[ExI] Why stop at glutamate?

Giovanni Santostasi gsantostasi at gmail.com
Thu Apr 13 19:38:32 UTC 2023


In Physics gravity is considered a negative form of energy (potential) and
kinetic energy is positive. These 2 seem to cancel perfectly out.

https://en.wikipedia.org/wiki/Zero-energy_universe#:~:text=The%20zero%2Denergy%20universe%20hypothesis,in%20the%20form%20of%20gravity
.

Energy and information are strongly related, so yes, one can consider the
idea of negative information. Jason gave some hints about this but also the
idea of anti-particle can be considered a type of anti-information. There
is a way to think about anti-particle where they are holes in a field, so
something absent in a continuum instead of something present with opposite
properties to matter.

But there are a lot of clues that the universe comes from nothing. To me
this is a solution to all the theological problems. There is no god,
because god was not necessary to create the universe. God is complex, the
universe was simple at the beginning so simple to be literally nothing.

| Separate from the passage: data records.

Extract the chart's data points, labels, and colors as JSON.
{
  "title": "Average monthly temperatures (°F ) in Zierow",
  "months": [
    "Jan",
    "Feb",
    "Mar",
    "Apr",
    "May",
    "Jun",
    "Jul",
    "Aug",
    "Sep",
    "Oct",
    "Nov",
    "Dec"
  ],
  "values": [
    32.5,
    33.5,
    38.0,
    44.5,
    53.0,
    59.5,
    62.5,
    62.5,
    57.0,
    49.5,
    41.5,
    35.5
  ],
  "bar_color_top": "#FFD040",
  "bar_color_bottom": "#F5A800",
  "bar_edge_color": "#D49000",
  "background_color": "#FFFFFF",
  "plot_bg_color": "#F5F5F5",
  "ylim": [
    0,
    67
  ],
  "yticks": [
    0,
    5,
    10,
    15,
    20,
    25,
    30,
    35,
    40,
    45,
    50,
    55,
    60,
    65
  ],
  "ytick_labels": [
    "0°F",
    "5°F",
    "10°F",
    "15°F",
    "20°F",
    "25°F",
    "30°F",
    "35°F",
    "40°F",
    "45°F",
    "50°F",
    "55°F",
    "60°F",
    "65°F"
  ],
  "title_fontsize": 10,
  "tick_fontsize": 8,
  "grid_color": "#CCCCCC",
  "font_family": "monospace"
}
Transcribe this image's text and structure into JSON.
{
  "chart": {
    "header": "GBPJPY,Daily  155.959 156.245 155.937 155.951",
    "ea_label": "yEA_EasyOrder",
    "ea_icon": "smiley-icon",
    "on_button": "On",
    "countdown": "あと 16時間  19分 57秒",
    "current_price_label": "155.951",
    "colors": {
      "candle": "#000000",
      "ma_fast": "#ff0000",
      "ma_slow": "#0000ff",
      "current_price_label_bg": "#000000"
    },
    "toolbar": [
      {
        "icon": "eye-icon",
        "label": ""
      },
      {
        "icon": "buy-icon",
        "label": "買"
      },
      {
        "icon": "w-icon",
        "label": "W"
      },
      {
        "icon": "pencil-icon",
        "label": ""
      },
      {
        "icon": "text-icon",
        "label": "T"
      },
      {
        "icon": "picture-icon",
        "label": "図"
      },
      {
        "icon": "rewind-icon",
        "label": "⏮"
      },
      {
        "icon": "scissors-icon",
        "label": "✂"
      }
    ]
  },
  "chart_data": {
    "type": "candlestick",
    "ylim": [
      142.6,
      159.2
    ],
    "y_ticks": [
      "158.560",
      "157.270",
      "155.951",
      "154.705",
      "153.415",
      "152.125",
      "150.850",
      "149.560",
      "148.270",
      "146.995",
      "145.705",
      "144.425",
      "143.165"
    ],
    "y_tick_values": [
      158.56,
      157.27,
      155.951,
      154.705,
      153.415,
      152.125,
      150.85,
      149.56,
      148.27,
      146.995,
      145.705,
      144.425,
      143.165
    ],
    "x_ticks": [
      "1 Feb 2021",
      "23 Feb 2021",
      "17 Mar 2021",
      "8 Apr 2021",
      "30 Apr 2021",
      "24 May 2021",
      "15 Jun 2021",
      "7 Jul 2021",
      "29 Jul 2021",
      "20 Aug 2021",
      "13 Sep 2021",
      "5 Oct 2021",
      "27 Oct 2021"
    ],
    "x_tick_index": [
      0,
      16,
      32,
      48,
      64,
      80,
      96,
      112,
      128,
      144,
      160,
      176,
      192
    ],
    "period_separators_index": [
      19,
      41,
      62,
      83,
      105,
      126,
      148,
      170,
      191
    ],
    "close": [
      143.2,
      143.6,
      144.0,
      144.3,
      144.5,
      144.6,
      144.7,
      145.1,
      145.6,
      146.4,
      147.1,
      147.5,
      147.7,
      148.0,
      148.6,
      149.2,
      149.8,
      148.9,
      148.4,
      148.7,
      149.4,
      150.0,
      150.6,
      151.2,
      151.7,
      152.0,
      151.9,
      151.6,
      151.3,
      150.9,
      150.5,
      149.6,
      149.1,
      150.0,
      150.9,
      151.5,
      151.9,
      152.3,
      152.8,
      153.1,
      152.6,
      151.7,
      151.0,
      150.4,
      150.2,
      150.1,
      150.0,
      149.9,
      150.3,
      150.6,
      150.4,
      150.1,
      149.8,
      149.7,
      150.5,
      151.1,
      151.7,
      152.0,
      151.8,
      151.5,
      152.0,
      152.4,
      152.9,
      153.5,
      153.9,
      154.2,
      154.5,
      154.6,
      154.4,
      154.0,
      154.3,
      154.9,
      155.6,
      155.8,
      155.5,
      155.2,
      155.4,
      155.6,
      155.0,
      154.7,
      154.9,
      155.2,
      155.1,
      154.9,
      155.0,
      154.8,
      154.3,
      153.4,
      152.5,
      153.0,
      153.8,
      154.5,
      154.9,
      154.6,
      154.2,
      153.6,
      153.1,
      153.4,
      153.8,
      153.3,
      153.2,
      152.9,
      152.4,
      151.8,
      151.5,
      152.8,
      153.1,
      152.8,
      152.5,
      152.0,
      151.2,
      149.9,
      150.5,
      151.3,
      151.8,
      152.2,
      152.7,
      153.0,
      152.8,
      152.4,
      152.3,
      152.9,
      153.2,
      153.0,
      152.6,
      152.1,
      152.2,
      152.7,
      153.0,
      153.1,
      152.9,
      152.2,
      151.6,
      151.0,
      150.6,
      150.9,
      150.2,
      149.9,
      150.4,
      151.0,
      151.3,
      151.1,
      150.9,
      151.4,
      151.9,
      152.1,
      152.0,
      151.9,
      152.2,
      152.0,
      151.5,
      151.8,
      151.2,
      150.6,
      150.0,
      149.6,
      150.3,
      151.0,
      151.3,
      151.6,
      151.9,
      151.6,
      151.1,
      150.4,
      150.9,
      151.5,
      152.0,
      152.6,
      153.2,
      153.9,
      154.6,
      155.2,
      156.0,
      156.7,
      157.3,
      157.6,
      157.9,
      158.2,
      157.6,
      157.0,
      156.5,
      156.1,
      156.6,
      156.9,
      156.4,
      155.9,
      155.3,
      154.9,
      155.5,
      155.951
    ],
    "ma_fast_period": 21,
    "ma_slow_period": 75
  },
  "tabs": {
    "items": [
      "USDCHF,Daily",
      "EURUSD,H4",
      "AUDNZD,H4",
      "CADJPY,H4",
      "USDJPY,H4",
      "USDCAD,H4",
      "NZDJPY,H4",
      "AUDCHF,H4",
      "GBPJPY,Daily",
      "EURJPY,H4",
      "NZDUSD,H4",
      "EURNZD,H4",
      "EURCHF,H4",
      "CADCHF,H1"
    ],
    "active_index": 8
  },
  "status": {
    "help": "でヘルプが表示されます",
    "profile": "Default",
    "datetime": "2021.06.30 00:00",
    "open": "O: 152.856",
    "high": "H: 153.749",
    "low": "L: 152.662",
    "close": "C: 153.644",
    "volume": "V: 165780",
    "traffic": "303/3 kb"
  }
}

Besides the total energy of the universe is zero there are other clues that
the Universe came from nothing. Consider Noether's theorem. It basically
states that the symmetry we find in nature, like the fact the world doesn't
change if we go left to right, or if we reverse time like a in a movie (the
laws stay the same) give rise to all the conservation laws of physics like
conservation of momentum, angular momentum, energy and so on.
All physics can be rewritten as conservation laws.
There is incredible symmetry in the universe. It is not just in the
macroscopic world but at the QM level. Other esoteric laws like
conservation of charge, conservation of Lepton charge and so on are also
explained as symmetries. In fact symmetry is used as a tool to unify
the different forces of nature and show there is basically one force. We
have succeeded to unify basically 3 of them (EM, weak and strong) and we
are still struggling to unify gravity.
Why so much symmetry?
Think about it, what is the most symmetric entity possible?
Nothing.

And this is why there is zero energy in the universe, the universe is flat
overall, we have perfect conservation laws, and mind-blowing symmetries all
the way down.
A good book to contemplate on these ideas is:

https://www.amazon.com/Universe-Nothing-There-Something-Rather/dp/1451624468

It is a well-known fact among physicists and notwithstanding attempts like
the above to popularize the idea so few non physicists grasp it. Here we
are discussing referents when the entire universe came from nothing. If you
can do it with the entire freaking universe you can do it with anything
else.







On Thu, Apr 13, 2023 at 5:52 AM Jason Resch via extropy-chat <
extropy-chat at lists.extropy.org> wrote:

>
>
> On Thu, Apr 13, 2023, 5:29 AM Ben Zaiboc via extropy-chat <
> extropy-chat at lists.extropy.org> wrote:
>
>>
>> On 13/04/2023 04:49, Giovanni Santostasi wrote:
>> > I want to make a correction to Ben's statement that is Turtles all the
>> > way down. The Turtles go deep but not all the way down. It stops in a
>> > place similar to the way we derive set theory from the null set.
>>
>> Hm, that's interesting. I was thinking about information (in the brain
>> specifically, and other similar machines), and that the informational
>> turtles go round in big complex loops, where every piece of information
>> is relative to other pieces of information, so in that sense there'd be
>> no end.
>>
>> In the wider world, though, I'm sure you're right. I tried to read about
>> information theory, conservation of information, etc., but it just
>> bamboozles me. The idea of the total energy (and presumably,
>> information) in the universe being zero does make sense, though (erm,
>> provided there can be such a thing as 'anti-information'?).
>>
>
> Perhaps that's entropy (uncertainty)? A coin flip, for example, has
> entropy of 1 bit.
>
> The Heisenberg uncertainty principle shows us the more information we
> learn about some properties of a system, the more we must unlearn (make
> uncertain) other aspects of that system.
>
> Information is sometimes described by physicists as negative entropy. QM
> shows that learning information (acquiring negative entropy) requires an
> equal creation of more uncertainty (entropy). So in a way the conversation
> of information might be the deeper principle behind the second law of
> thermodynamics and the conservation of energy.